Le jour où Shiara, trente-cinq ans, célibataire lui aussi, est engagé dans la supérette, Keiko ne se doute pas qu’elle va trouver un allié de poids. Rapidement renvoyé à cause de son comportement, le jeune homme s’installe chez elle et lui propose de faire semblant d’être son petit ami afin d’éviter le jugement permanent de la société sur sa situation. Pas forcément l’idée du siècle, surtout quand Shiara révèle sa vraie nature de grosse feignasse ne cherchant qu’à être entretenu…
Un court roman d’inspiration autobiographique qui a connu un succès phénoménal au Japon, remportant notamment le prix Akutagawa, équivalent de notre Goncourt. Les raisons de ce succès sont sans doute à chercher dans le fait que Syaka Murata dénonce, à travers Keiko le poids d’une société obnubilée par la réussite et l’ascension sociale qui s’empresse de juger les comportements « marginaux » sans chercher à les comprendre. Shiara n’a pas d’ambition démesurée, elle se contente du peu que l’on veut bien lui offrir, certaine d’avoir trouvé sa place « dans la mécanique du monde. »

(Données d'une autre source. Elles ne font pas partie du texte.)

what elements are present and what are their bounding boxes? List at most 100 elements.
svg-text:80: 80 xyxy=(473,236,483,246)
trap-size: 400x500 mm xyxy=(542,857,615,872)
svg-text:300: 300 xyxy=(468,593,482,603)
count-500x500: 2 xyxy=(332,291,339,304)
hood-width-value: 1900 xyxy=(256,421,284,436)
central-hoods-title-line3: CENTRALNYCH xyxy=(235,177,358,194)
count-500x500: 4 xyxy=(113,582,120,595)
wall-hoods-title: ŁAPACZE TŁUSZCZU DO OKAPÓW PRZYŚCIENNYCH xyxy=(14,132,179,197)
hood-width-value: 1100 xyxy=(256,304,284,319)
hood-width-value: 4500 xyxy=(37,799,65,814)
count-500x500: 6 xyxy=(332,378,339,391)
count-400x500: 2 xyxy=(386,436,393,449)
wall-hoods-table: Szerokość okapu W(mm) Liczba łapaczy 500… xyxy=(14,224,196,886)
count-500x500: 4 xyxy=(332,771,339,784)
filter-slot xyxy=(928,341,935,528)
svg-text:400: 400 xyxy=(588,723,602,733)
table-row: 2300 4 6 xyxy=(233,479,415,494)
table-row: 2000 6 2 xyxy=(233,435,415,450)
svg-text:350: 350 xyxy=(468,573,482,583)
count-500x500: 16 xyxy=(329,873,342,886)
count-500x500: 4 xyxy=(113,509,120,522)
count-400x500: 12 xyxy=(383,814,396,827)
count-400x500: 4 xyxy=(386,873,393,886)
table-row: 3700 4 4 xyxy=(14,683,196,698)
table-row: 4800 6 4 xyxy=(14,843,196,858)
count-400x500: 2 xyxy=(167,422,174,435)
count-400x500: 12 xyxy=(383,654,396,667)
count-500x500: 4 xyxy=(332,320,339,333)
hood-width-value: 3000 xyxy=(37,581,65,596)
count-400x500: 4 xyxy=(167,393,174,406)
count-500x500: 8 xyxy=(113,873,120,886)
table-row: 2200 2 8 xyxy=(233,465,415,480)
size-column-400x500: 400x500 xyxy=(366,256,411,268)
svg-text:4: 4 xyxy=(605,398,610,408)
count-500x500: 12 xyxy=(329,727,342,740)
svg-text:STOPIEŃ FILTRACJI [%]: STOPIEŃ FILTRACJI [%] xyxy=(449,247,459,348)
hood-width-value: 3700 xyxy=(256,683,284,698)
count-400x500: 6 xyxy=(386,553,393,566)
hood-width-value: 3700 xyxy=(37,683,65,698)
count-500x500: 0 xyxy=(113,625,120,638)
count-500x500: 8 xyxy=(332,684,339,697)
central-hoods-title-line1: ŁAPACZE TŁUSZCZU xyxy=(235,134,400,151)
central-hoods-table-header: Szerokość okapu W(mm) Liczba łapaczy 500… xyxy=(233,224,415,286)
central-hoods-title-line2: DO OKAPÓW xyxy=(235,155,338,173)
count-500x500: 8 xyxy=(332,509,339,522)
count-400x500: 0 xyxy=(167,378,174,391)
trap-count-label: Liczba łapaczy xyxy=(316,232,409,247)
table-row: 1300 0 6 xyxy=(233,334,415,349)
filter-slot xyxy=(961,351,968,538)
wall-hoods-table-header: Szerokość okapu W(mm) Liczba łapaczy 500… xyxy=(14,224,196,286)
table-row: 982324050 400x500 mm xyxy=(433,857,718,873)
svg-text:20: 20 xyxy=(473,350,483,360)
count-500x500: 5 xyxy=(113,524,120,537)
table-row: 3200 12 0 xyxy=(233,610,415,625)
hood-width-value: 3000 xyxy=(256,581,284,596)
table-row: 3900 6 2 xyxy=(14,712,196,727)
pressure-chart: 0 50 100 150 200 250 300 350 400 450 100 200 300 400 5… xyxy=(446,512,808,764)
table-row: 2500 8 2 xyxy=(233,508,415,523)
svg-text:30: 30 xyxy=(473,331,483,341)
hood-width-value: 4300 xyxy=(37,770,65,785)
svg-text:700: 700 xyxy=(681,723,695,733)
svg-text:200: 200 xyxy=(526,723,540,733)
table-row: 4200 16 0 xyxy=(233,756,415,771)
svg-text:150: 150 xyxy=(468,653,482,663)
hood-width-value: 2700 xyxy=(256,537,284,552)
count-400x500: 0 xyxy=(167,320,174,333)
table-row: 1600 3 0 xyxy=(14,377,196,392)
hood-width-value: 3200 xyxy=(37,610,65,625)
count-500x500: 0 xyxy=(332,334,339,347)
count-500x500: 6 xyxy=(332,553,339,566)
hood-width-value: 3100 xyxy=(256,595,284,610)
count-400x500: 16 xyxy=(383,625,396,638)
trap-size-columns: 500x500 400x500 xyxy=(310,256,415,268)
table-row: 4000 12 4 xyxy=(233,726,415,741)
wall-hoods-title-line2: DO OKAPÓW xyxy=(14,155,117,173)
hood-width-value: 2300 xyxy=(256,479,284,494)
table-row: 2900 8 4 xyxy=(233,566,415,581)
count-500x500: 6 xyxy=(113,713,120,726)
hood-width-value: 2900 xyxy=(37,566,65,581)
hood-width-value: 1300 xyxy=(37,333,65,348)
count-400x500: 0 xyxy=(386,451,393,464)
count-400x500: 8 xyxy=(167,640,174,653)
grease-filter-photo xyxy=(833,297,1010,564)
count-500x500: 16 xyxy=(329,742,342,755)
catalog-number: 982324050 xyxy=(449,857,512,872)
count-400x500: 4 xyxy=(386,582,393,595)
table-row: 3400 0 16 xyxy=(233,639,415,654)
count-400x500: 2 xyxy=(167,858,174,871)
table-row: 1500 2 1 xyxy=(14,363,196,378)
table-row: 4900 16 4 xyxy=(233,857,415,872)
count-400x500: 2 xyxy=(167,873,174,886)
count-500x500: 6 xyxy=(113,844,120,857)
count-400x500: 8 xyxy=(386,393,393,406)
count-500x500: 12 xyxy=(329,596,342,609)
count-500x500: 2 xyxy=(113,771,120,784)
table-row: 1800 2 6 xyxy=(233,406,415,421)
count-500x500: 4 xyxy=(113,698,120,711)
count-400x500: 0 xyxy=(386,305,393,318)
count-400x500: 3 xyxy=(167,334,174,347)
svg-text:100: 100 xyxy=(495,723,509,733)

Pour autant elle est consciente de son décalage par rapport à la norme. Un décalage qui, aux yeux des autres, s’apparente à une maladie. Il lui arrive même de se persuader qu’un changement d’attitude est nécessaire : « Dans ce monde régit par la normalité, tout intrus se voit discrètement éliminé. Tout être non conforme doit être écarté. Voilà pourquoi je dois guérir. Autrement je serai éliminée par les personnes normales. »
Un roman étrange et des personnages qui le sont tout autant. Je ne peux pas dire que j’ai été séduit par Keiko, par son coté mollasson, lymphatique, résigné. Encore moins par Shiara, sorte de parasite toxique au discours franchement limite. Mais au final j’ai pris plaisir à découvrir leur différence, à suivre leur cheminement, leurs réflexions, leur rapport difficile aux autres. Et à être une nouvelle fois fasciné par le fonctionnement d’une société japonaise qui ne cessera jamais de me surprendre.
Konbini de Sayaka Murata (traduit du japonais par Mathilde Tamae-Bouhon). Denoël, 2018. 125 pages. 16,50 euros.